À toi, mon ami malade
Tu es mon premier ami garçon.
Le seul avec qui j’ai tout, tout partagé sans jamais te perdre pour autant.
Tu as vu le pire de moi, mais moi, je n’ai vraiment jamais vu le pire de toi.
Tu es depuis notre enfance ma personne préférée… celui qui reste à côté de moi et qui jamais ne me dérange ou ne me demande d’efforts.
Tu as toujours pris ma défense et tu t’es montré plus protecteur que ma propre famille dans des situations où j’avais peut-être même tort, tu ne m’as jamais rien demandé.
Je me rappelle encore m’être rendue chez toi sur mon petit vélo, toute contente… et être arrivée au bout de ta rue pour voir la police devant chez toi. Tu avais fait une colère, encore.
Ta mère devait m’annoncer que tu ne jouerais pas finalement, que ça avait mal tourné.
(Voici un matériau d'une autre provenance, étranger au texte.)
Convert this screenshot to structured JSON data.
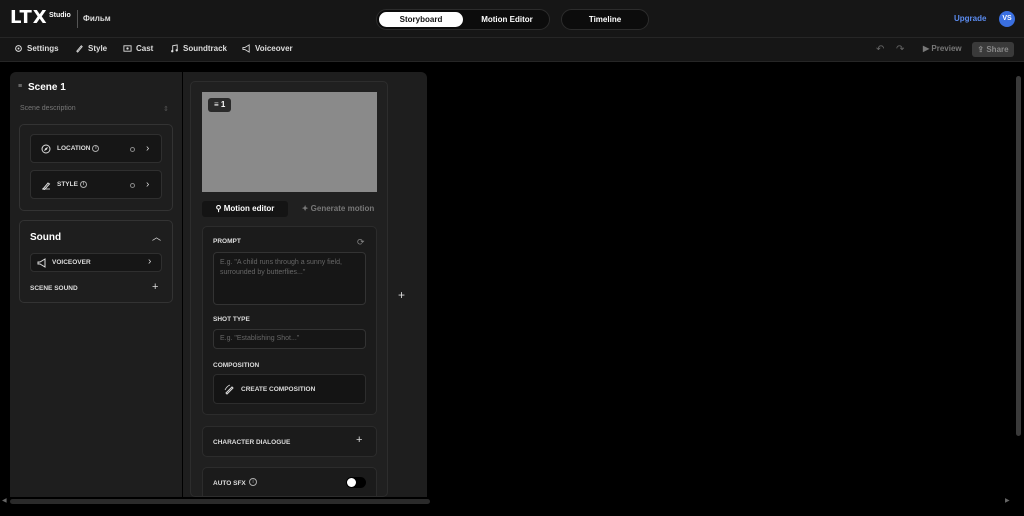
{
  "header": {
    "logo": "LTX",
    "logo_sub": "Studio",
    "project_name": "Фильм",
    "tabs": [
      {
        "label": "Storyboard",
        "active": true
      },
      {
        "label": "Motion Editor",
        "active": false
      }
    ],
    "timeline_label": "Timeline",
    "upgrade_label": "Upgrade",
    "avatar_initials": "VS"
  },
  "toolbar": {
    "items": [
      {
        "label": "Settings",
        "icon": "gear-icon"
      },
      {
        "label": "Style",
        "icon": "brush-icon"
      },
      {
        "label": "Cast",
        "icon": "cast-icon"
      },
      {
        "label": "Soundtrack",
        "icon": "music-icon"
      },
      {
        "label": "Voiceover",
        "icon": "megaphone-icon"
      }
    ],
    "undo_icon": "↶",
    "redo_icon": "↷",
    "preview_label": "Preview",
    "share_label": "Share"
  },
  "scene": {
    "title": "Scene 1",
    "description_placeholder": "Scene description",
    "location_label": "LOCATION",
    "style_label": "STYLE",
    "info_glyph": "i",
    "sound_title": "Sound",
    "voiceover_label": "VOICEOVER",
    "scene_sound_label": "SCENE SOUND"
  },
  "shot": {
    "number": "1",
    "tab_motion": "Motion editor",
    "tab_generate": "Generate motion",
    "prompt_label": "PROMPT",
    "prompt_placeholder": "E.g. \"A child runs through a sunny field, surrounded by butterflies...\"",
    "shot_type_label": "SHOT TYPE",
    "shot_type_placeholder": "E.g. \"Establishing Shot...\"",
    "composition_label": "COMPOSITION",
    "create_composition_label": "CREATE COMPOSITION",
    "character_dialogue_label": "CHARACTER DIALOGUE",
    "auto_sfx_label": "AUTO SFX",
    "auto_sfx_on": false
  },
  "colors": {
    "accent": "#3a6fe0",
    "upgrade": "#5b8cf0",
    "panel": "#1e1e1e",
    "background": "#000000"
  }
}
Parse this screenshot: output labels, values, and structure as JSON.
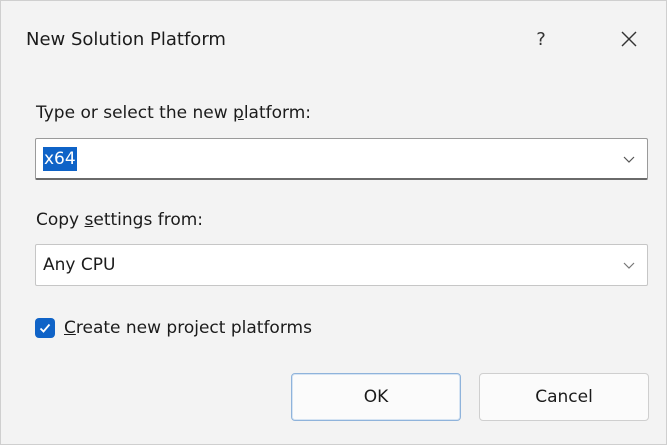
{
  "window": {
    "title": "New Solution Platform",
    "help_label": "?",
    "close_icon": "close-icon"
  },
  "platform": {
    "label_before": "Type or select the new ",
    "label_underlined": "p",
    "label_after": "latform:",
    "value": "x64"
  },
  "copy_settings": {
    "label_before": "Copy ",
    "label_underlined": "s",
    "label_after": "ettings from:",
    "value": "Any CPU"
  },
  "create_platforms": {
    "checked": true,
    "label_underlined": "C",
    "label_after": "reate new project platforms"
  },
  "buttons": {
    "ok": "OK",
    "cancel": "Cancel"
  },
  "colors": {
    "accent": "#0f63c7",
    "background": "#f3f3f3"
  }
}
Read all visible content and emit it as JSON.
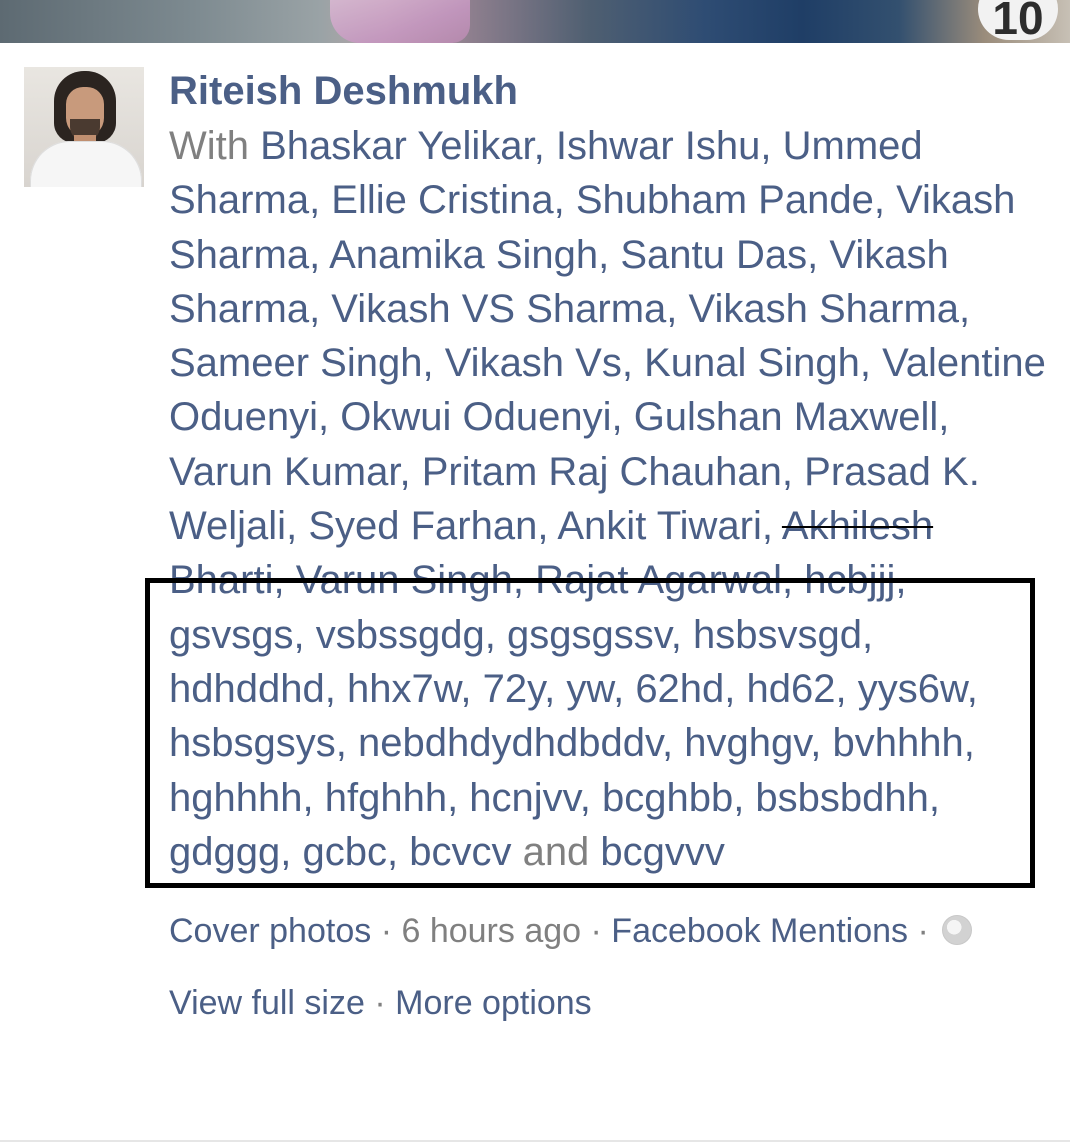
{
  "cover": {
    "badge_text": "10"
  },
  "post": {
    "author": "Riteish Deshmukh",
    "with_label": "With",
    "tagged_before_strike": [
      "Bhaskar Yelikar",
      "Ishwar Ishu",
      "Ummed Sharma",
      "Ellie Cristina",
      "Shubham Pande",
      "Vikash Sharma",
      "Anamika Singh",
      "Santu Das",
      "Vikash Sharma",
      "Vikash VS Sharma",
      "Vikash Sharma",
      "Sameer Singh",
      "Vikash Vs",
      "Kunal Singh",
      "Valentine Oduenyi",
      "Okwui Oduenyi",
      "Gulshan Maxwell",
      "Varun Kumar",
      "Pritam Raj Chauhan",
      "Prasad K. Weljali",
      "Syed Farhan",
      "Ankit Tiwari"
    ],
    "tagged_struck": [
      "Akhilesh Bharti",
      "Varun Singh",
      "Rajat Agarwal"
    ],
    "tagged_boxed": [
      "hcbjjj",
      "gsvsgs",
      "vsbssgdg",
      "gsgsgssv",
      "hsbsvsgd",
      "hdhddhd",
      "hhx7w",
      "72y",
      "yw",
      "62hd",
      "hd62",
      "yys6w",
      "hsbsgsys",
      "nebdhdydhdbddv",
      "hvghgv",
      "bvhhhh",
      "hghhhh",
      "hfghhh",
      "hcnjvv",
      "bcghbb",
      "bsbsbdhh",
      "gdggg",
      "gcbc",
      "bcvcv"
    ],
    "and_label": "and",
    "last_tag": "bcgvvv",
    "meta": {
      "album": "Cover photos",
      "separator": "·",
      "time": "6 hours ago",
      "source": "Facebook Mentions",
      "privacy_icon": "globe-icon"
    },
    "actions": {
      "view_full_size": "View full size",
      "more_options": "More options"
    }
  },
  "colors": {
    "link": "#4b5f86",
    "muted": "#808080",
    "highlight_border": "#000000"
  }
}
Elle s’excusait (et moi aussi).
Le lendemain, tu arrivais chez moi en t’excusant… Tu ne comprenais pas ce qui était arrivé, mais ce n’était jamais ta faute et je te croyais.
Tu as commencé à tomber quand on était encore jeunes; tu tombais déjà au primaire, et tu te relevais déjà trop difficilement.
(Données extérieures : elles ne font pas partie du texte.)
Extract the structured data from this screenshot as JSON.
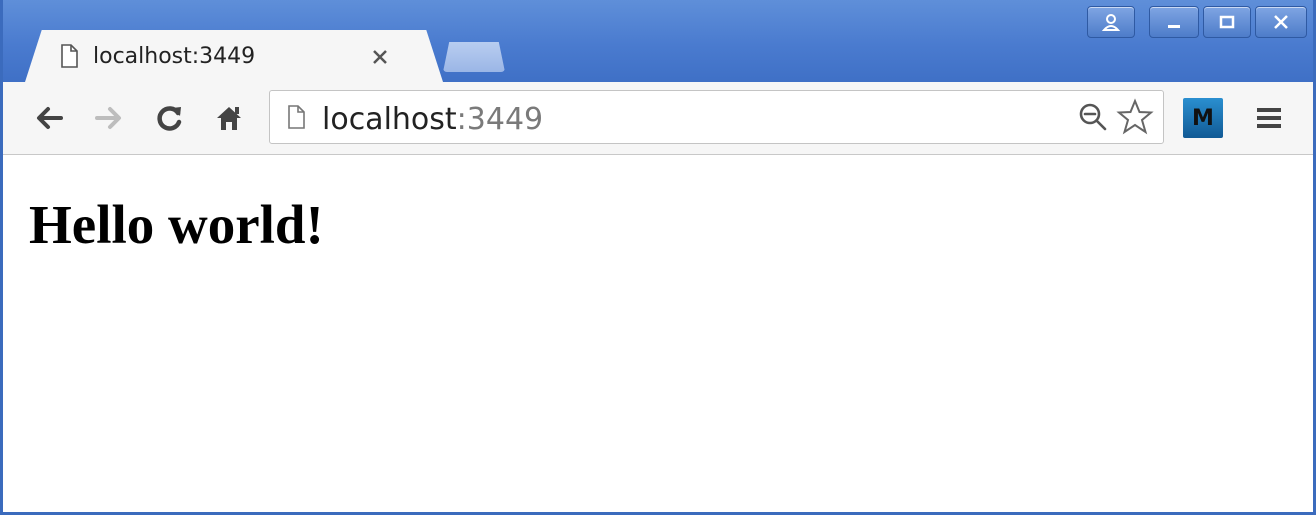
{
  "tab": {
    "title": "localhost:3449"
  },
  "address_bar": {
    "host": "localhost",
    "port": ":3449"
  },
  "extension": {
    "label": "M",
    "color": "#1a6fb5"
  },
  "page": {
    "heading": "Hello world!"
  },
  "colors": {
    "titlebar": "#4a7bcf",
    "toolbar": "#f6f6f6"
  },
  "icons": [
    "page-icon",
    "close-icon",
    "back-icon",
    "forward-icon",
    "reload-icon",
    "home-icon",
    "zoom-out-icon",
    "star-icon",
    "menu-icon",
    "user-icon",
    "minimize-icon",
    "maximize-icon",
    "window-close-icon"
  ]
}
Quand on est rentrés au secondaire, tu devais déjà te déplacer avec trop de béquilles. Tu étais malade et je le savais.
Ça n’a pas été long que tu as commencé à voir tout en noir… Tous ceux qui voulaient ton bien, tu les voyais comme tes ennemis.
Sauf moi : je te reprenais, te comprenais et surtout, je t’aimais.
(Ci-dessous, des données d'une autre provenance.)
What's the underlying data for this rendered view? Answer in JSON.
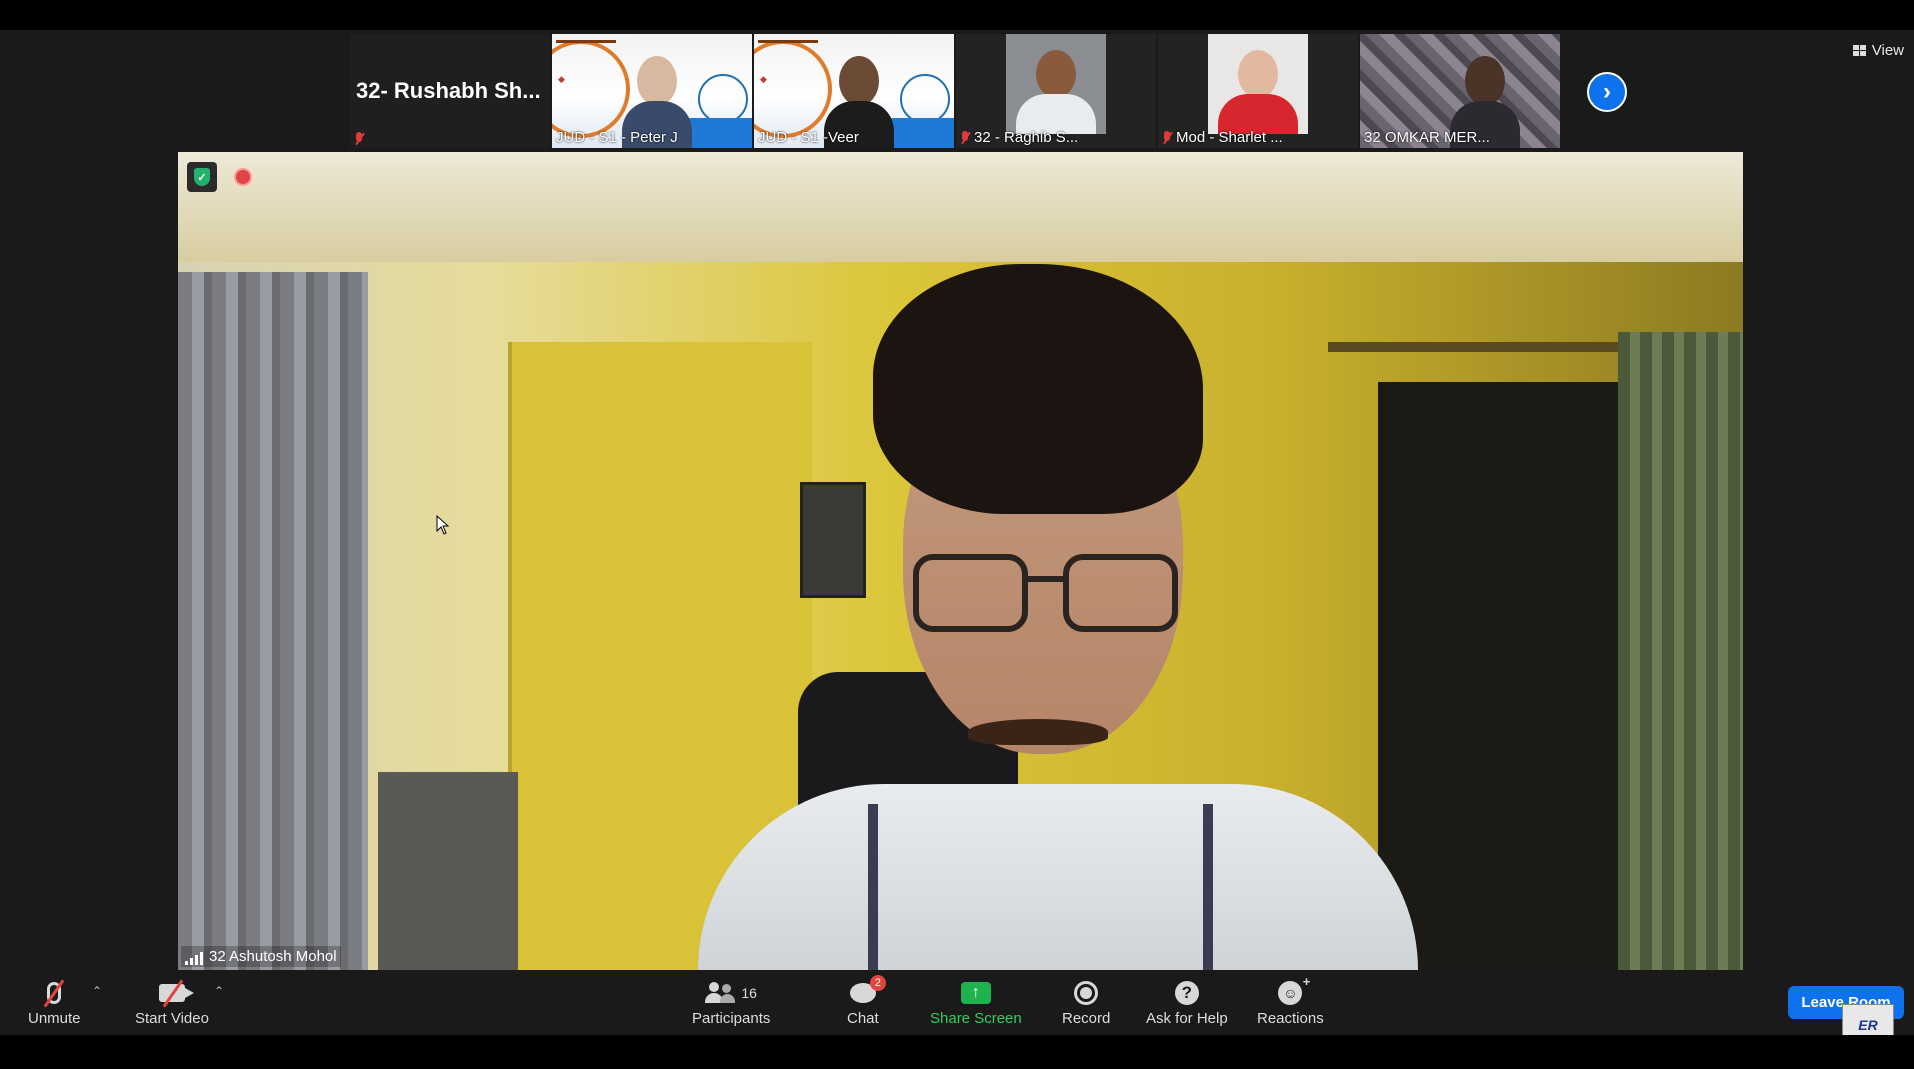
{
  "view_button": {
    "label": "View"
  },
  "thumbnails": [
    {
      "label": "32- Rushabh Sh...",
      "muted": true,
      "type": "name-only"
    },
    {
      "label": "JUD - S1 - Peter J",
      "muted": false,
      "type": "slide"
    },
    {
      "label": "JUD - S1 -Veer",
      "muted": false,
      "type": "slide"
    },
    {
      "label": "32  - Raghib S...",
      "muted": true,
      "type": "video"
    },
    {
      "label": "Mod - Sharlet ...",
      "muted": true,
      "type": "video"
    },
    {
      "label": "32 OMKAR MER...",
      "muted": false,
      "type": "video"
    }
  ],
  "main_video": {
    "participant_name": "32 Ashutosh Mohol"
  },
  "toolbar": {
    "unmute": "Unmute",
    "start_video": "Start Video",
    "participants": "Participants",
    "participants_count": "16",
    "chat": "Chat",
    "chat_badge": "2",
    "share_screen": "Share Screen",
    "record": "Record",
    "ask_for_help": "Ask for Help",
    "reactions": "Reactions",
    "leave_room": "Leave Room"
  },
  "colors": {
    "accent_blue": "#0e72ed",
    "share_green": "#1fb350",
    "muted_red": "#e03b3b",
    "toolbar_bg": "#1a1a1a"
  }
}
Tu as été transféré dans l’aile des « TC ». Tu faisais tes colères là bas régulièrement et c’était comme « normal ». Tu avais des amis comme toi qui faisaient eux aussi des colères et tu te sentais compris.
Tu te sentais respecté.
Tes parents t’ont mis à la porte, tu étais malade, ils le savaient, mais ne savaient plus comment t’aider si tu ne te soignais pas.
Les miens t’ont ouvert la nôtre.
Tu étais malade, ils s’en doutaient, mais ne comprenaient pas.
Tu habitais sous notre toit et tes colères, elles, elles grandissaient tout autant que tes excuses qui suivaient. On voulait te guérir, mais on a compris que c’était hors de notre contrôle.
Ils ont dû, à leur tour, te laisser aller.
Tu es parti.
Tu étais malade.
On le savait, tout le monde le savait.
Mais on t’aimait encore et pour toujours.
L’école a passé, mais tes colères elles, non.
Tu consommais, tu te faisais de plus en plus mal et te sentais incompris de tous.
Tu as commencé à t’isoler.
À fréquenter des gens pour habiller ton temps que tu avais toujours de plus en plus de mal à affronter seul.
Parfois, on ne se voyait pas pendant de longs mois. Mais chaque fois que tu revenais, c’était le grand retour, plein d’amour et d’émotions.
Rien ne se fait à moitié avec toi.
Autant tes colères sont grandes, autant tes bonheurs sont magiques.
Tu es mon ami, mon plus vieil ami, mais surtout mon meilleur ami.
Tu es souffrant en dedans et ça me blesse. Tu es l’oncle de mes enfants et le fils de ma mère, le frère de ma sœur et l’ami de mon chum. Grâce à toi, j’ai marié l’homme que j’aime. Jamais je ne te laisserai tomber parce que toi, jamais tu ne l’as fait non plus.
Tu as un enfant aujourd’hui.
Tu n’as pas de contact avec elle et j’ose croire que c’est temporaire. Je suis sûre que ce n’est pas définitif. Je sais comme tu l’aimes et comme tu es un bon papa pour elle.
Mais en ce moment, tu te guéris. Soigne-toi mon ami; elle t’attendra et tu seras tellement reconnaissant plus tard de l’avoir privée de son papa pour qu’il guérisse.
Tes démons dorment en ce moment.
Berce-les, chante-leur des chansons s’il le faut, mais garde-les endormis. Jamais ils ne te quitteront, mais j’espère tellement que tu les berceras pour toujours.
Je t’aime mon ami.
Tu es malade dans tous les sens, mais ta folie est aussi ta plus grande qualité.
Tu es mon ami fou et c’est parfait ainsi après tout. Je serai là si tu tombes.